How High Court judges do more with less
The High Court’s civil workload has continued to shrink, according to its latest annual report on what it does.
Civil cases filed in the High Court last year fell by 153 (5%) to 2827 cases when compared to 2011.
A 'year in review' report on High Court activity during 2012 reveals the number of civil cases disposed of also fell, by 106 (3%) from 3153 to 3047.
However, there was a 14% increase in the number of civil cases disposed by trial over the year.
Chief High Court Judge Helen Winkelmann points out the shortening of time to trial had increased the percentage of civil cases going to full hearing. That was one reason why the court remains busy, notwithstanding the drop in filings, she says in the report.
Auckland High Court accounts for 54% of all civil cases filed last year.
The drop in the number of civil cases filed in the High Court since mid 2010 has been a sore point, exacerbated in recent years by the popular growth in use of private mediation ahead of the courtroom for lasting dispute resolution.
In a rare public clash last year, Justice Winkelmann took serious issue with an argument Auckland barrister Anthony Grant raised regularly in his NZ Lawyer magazine column – that the High Court system of civil justice fails dispute resolution.
In an exclusive interview with NBR in November 2010 about the role of private dispute resolution, former leading commercial judge turned private mediator Robert Fisher QC said the growth of private dispute resolution disappointed judges and was a disincentive to judicial appointment.
Mr Fisher said judges liked dealing with high calibre cases and were disappointed a lot of significant legal argument was dealt with outside their courts.
Justice Winkelmann reported a busy workload at the High Court in 2012.
New business from jury trials rose in 2012 after reaching a four-year low in October 2011.
But new business fell away by 4% in the civil jurisdiction, from 3005 cases in 2011 to 2889 in 2012.
In terms of criminal proceedings - disposals of cases increased, in part due to the introduction of sentencing indications.
The number of insolvency cases filed in the High Court has also been falling from a peak in 2009 which was linked to the global financial crisis.
At the end of 2012 there were 715 active insolvency proceedings - 83 (10%) fewer than at the end of 2011.
But criminal cases heard dropped due to a large number of very long cases heard during the year. Six criminal trials each took at least 30 days to hear.
The High Court has met its target of delivering 90% of judgments within three months, the report said.
Of the civil cases, almost 78% of judgments were delivered within one month and in criminal cases 97% were delivered within one month.
Once ready for hearing, the court is able to provide a fixture date for a case within 9 months more than 90% of the time.

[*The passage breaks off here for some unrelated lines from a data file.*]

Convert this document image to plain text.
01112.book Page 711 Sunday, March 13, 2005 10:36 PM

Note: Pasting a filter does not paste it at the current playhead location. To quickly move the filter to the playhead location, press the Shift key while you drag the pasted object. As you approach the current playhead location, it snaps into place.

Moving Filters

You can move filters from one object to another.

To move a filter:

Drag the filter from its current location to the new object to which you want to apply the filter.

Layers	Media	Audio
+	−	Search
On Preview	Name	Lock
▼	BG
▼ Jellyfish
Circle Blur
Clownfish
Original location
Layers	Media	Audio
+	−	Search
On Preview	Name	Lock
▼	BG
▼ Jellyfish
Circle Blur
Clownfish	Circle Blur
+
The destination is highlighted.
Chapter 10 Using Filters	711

The total number of judgments delivered during the year was 1,996 in civil cases and 1,731 in criminal cases.
The number of judges remained steady at 35 judges and 9 associate judges as at December 31 2012.
Public confidence in the High Court is essential for a civil society, Justice Winkelmann said in the report.
Plans to improve the quality of information about the court and access to judgments include being more proactive about making judgments available via the Courts of New Zealand website, and giving notification of expected judgment delivery timeframes.